Keep in mind the following best practices when planning your backup strategy:
A single partition is created each day that contains event data for that day. When you enable grooming, the Log Archive Service will groom the data from these partitions automatically every 90 days by default. The backup strategy should take into account the grooming schedule to determine the frequency of the backups. When the log archive partitions are groomed, DRA deletes the binary files. You cannot retrieve groomed data. You must restore groomed data from a backup. For more information, see Modifying Log Archive Grooming Settings.
You should only back up partitions after they have been closed. Under normal conditions, a partition is closed within 2 hours of midnight the next day.
Back up and restore partition folders and all their subfolders as a unit. Backup the VolumeInfo.xml file as part of the partition backup.
If you want to restore log archive partitions for reports, ensure backed up log archives retain or can be restored to their original format.
When configuring your process for backing up log archive files, NetIQ recommends you exclude both the index_data and CubeExport subfolders located in the main log archive folder. These subfolders contain temporary data and should not be backed up.
When you install DRA, log archive grooming is disabled by default. When you establish regular backup procedures for your log archive files, you should enable log archive grooming to conserve disk space.
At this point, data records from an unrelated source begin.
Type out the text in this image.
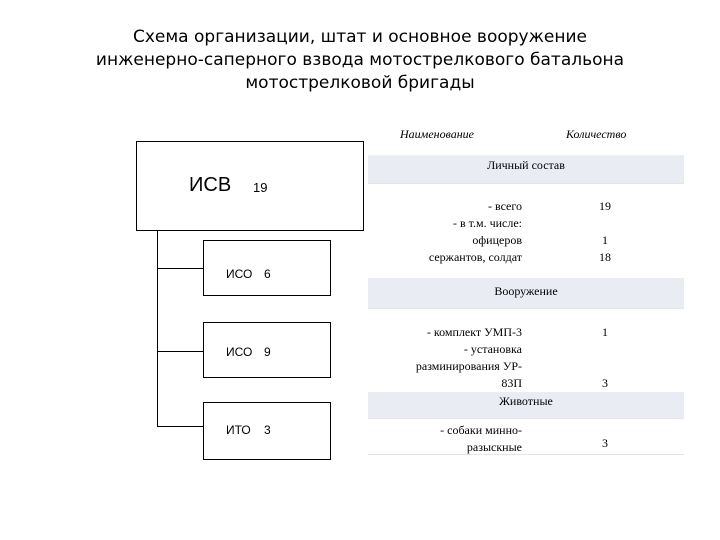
Схема организации, штат и основное вооружение
инженерно-саперного взвода мотострелкового батальона
мотострелковой бригады
ИСВ 19
ИСО 6
ИСО 9
ИТО 3
Наименование	Количество
Личный состав
- всего
- в т.м. числе:
офицеров
сержантов, солдат
19
1
18
Вооружение
- комплект УМП-3
- установка
разминирования УР-
83П
1
3
Животные
- собаки минно-
разыскные	3
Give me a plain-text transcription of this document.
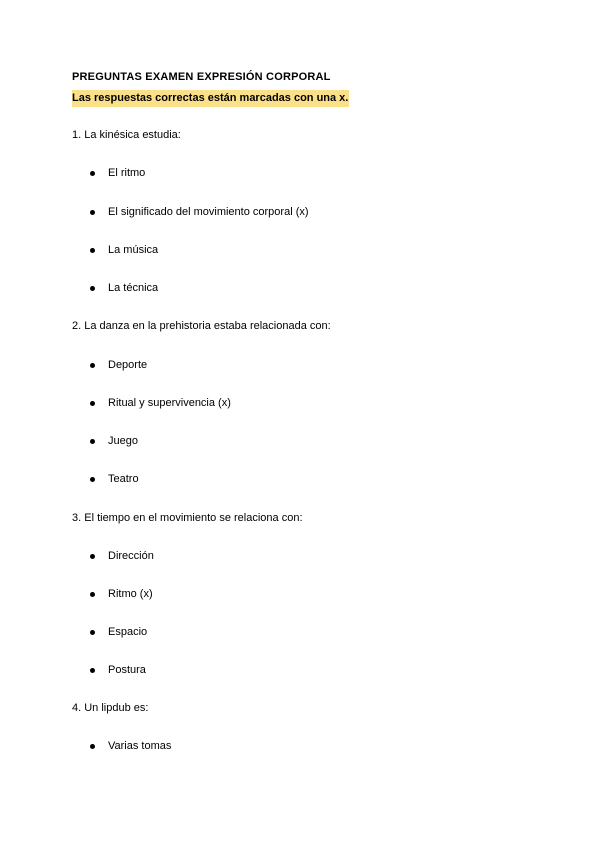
PREGUNTAS EXAMEN EXPRESIÓN CORPORAL
Las respuestas correctas están marcadas con una x.
1. La kinésica estudia:
El ritmo
El significado del movimiento corporal (x)
La música
La técnica
2. La danza en la prehistoria estaba relacionada con:
Deporte
Ritual y supervivencia (x)
Juego
Teatro
3. El tiempo en el movimiento se relaciona con:
Dirección
Ritmo (x)
Espacio
Postura
4. Un lipdub es:
Varias tomas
You modify the number of days before log archive partitions are groomed using the Log Archive Configuration utility.
To change the number of days before log archive partitions are groomed:
Log on to the Administration server using an account that is a member of the Local Administrators group.
Start Log Archive Configuration in the NetIQ Administration program group.
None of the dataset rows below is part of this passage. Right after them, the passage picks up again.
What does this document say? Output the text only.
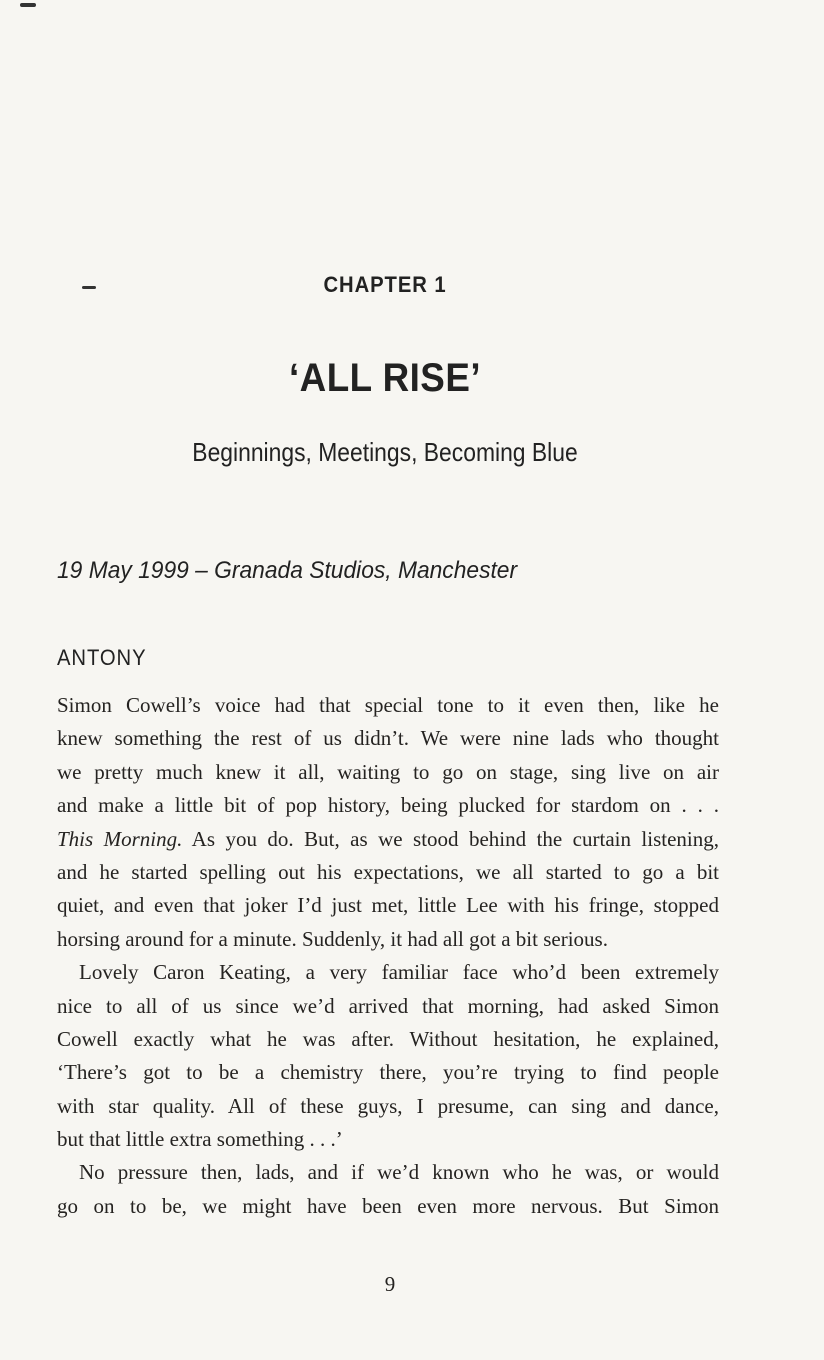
CHAPTER 1
‘ALL RISE’
Beginnings, Meetings, Becoming Blue
19 May 1999 – Granada Studios, Manchester
ANTONY
Simon Cowell’s voice had that special tone to it even then, like he
knew something the rest of us didn’t. We were nine lads who thought
we pretty much knew it all, waiting to go on stage, sing live on air
and make a little bit of pop history, being plucked for stardom on . . .
This Morning. As you do. But, as we stood behind the curtain listening,
and he started spelling out his expectations, we all started to go a bit
quiet, and even that joker I’d just met, little Lee with his fringe, stopped
horsing around for a minute. Suddenly, it had all got a bit serious.
Lovely Caron Keating, a very familiar face who’d been extremely
nice to all of us since we’d arrived that morning, had asked Simon
Cowell exactly what he was after. Without hesitation, he explained,
‘There’s got to be a chemistry there, you’re trying to find people
with star quality. All of these guys, I presume, can sing and dance,
but that little extra something . . .’
No pressure then, lads, and if we’d known who he was, or would
go on to be, we might have been even more nervous. But Simon
9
Click Log Archive Server Settings.
If you want to enable partition grooming, set the value of the Partition Grooming Enabled field to True.
Type the number of days you want to retain log archive partitions before grooming in the Number of Days before Grooming field.
Click Apply.
Click Yes.
Click Close.
Locate the path to the NetIQLogArchiveData\<Partition Name> folder, typically: C:\ProgramData\NetIQ\DRA\NetIQLogArchiveData
If the “File is ready for archiving” attribute on the files or folders within the specified partitions is not checked (in the file or folder properties), you must edit the CONFIG file to enable log archive grooming. To understand why this attribute might or might not be checked, see the Additional Information section in the Knowledgebase article How do you configure the data retention period for DRA Logarchival Data?.
To enable the DRA Log Archive Server to groom unarchived data:
Log on locally to each DRA server windows console as a member of the local administrators group.
Use a text editor to open the C:\ProgramData\NetIQ\Directory Resource Administrator\LogArchiveConfiguration.config file and locate the <Property name="GroomUnarchivedData" value="false" /> line.
Change "false" to "true" and save the file.
Restart the NetIQ DRA LogArchive Service.
NOTE:If you modify any log archive setting, you must restart the Log Archive service for the change to take effect.